He did not say how many troops from the NATO response force would be deployed but referred to “thousands” and confirmed that the move would involve land, sea, and air power.

In addition, parts of a force known as the Very High Readiness Joint Task Force (VJTF), which is currently led by France, will also be sent.

NATO previously had around 5,000 troops stationed in Estonia, Latvia, Lithuania, and Poland but has significantly increased its defenses in the countries over the past three months.

U.S. President Joe Biden welcomed the decision to activate the NATO response force and said Russian President Vladimir Putin had “failed in his goal of dividing the West.”

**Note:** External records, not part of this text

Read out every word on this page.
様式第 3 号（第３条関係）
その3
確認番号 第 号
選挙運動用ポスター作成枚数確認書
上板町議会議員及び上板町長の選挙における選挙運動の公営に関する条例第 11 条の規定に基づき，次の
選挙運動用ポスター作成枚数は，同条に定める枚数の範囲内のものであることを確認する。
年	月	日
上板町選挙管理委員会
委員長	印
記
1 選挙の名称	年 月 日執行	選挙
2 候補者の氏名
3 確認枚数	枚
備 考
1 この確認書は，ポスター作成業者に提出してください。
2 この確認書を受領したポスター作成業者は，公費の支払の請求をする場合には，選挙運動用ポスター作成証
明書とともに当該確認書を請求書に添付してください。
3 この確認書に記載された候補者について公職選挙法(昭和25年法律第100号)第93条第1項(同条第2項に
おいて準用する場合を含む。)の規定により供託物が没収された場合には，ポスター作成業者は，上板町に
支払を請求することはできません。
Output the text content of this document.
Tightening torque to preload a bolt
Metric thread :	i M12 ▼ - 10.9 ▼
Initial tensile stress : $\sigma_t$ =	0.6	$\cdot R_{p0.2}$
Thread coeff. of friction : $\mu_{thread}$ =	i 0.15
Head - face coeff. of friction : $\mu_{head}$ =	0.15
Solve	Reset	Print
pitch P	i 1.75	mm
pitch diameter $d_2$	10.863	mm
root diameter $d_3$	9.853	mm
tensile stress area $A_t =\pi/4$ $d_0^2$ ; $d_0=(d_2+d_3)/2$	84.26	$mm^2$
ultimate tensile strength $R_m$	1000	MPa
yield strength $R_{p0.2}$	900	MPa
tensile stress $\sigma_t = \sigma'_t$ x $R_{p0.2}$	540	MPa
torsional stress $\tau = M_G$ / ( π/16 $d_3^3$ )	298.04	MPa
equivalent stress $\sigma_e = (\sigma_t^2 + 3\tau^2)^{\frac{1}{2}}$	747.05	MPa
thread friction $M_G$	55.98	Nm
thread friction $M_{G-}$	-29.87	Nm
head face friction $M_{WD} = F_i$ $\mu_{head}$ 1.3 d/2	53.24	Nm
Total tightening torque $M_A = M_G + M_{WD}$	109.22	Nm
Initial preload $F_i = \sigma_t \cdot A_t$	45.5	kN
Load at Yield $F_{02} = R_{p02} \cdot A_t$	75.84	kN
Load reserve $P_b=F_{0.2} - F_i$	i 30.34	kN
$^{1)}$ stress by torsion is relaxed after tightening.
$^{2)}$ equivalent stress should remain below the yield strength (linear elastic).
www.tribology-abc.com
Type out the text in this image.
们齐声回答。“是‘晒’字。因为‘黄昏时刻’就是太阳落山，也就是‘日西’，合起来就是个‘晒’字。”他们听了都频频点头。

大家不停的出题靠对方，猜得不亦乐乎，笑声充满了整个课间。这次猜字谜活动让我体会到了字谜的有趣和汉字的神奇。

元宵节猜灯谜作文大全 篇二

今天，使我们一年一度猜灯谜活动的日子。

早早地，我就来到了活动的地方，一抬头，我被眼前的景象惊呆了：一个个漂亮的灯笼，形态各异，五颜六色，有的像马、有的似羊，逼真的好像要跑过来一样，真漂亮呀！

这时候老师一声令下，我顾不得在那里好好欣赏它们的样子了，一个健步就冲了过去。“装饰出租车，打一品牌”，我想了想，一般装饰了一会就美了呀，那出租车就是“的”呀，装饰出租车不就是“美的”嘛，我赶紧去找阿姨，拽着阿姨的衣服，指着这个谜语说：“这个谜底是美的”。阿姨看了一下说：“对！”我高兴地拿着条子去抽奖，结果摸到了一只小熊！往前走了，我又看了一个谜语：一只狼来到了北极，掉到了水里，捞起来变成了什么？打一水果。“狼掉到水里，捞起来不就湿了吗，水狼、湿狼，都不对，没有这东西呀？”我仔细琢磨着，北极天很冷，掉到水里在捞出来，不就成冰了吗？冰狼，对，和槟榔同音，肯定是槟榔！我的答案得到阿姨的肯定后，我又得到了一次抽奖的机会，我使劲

NATO is “as united and resolute as it’s ever been, and NATO will maintain its Open Door to those European states who share our values and who one day may seek to join our Alliance,” Biden said in a statement issued by the White House.

After participating in the summit, Biden said he spoke by phone with Ukrainian President Volodymyr Zelenskiy.

“I commended the brave actions of the Ukrainian people who were fighting to defend their country,” Biden said in the statement. “I also conveyed ongoing economic, humanitarian, and security support being provided by the United States as well as our continued efforts to rally other countries to provide similar assistance.”

The United States and some of NATO’s other 29 members are supplying a variety of weapons to Ukraine, and Stoltenberg said that would continue. He said weapons they would supply include air defenses.

But NATO has said it won’t launch any military action in support of Ukraine, which is a close partner of the alliance but not a member.

The U.S. military said on February 24 that it is sending 7,000 troops to Europe in addition to 5,000 recently deployed.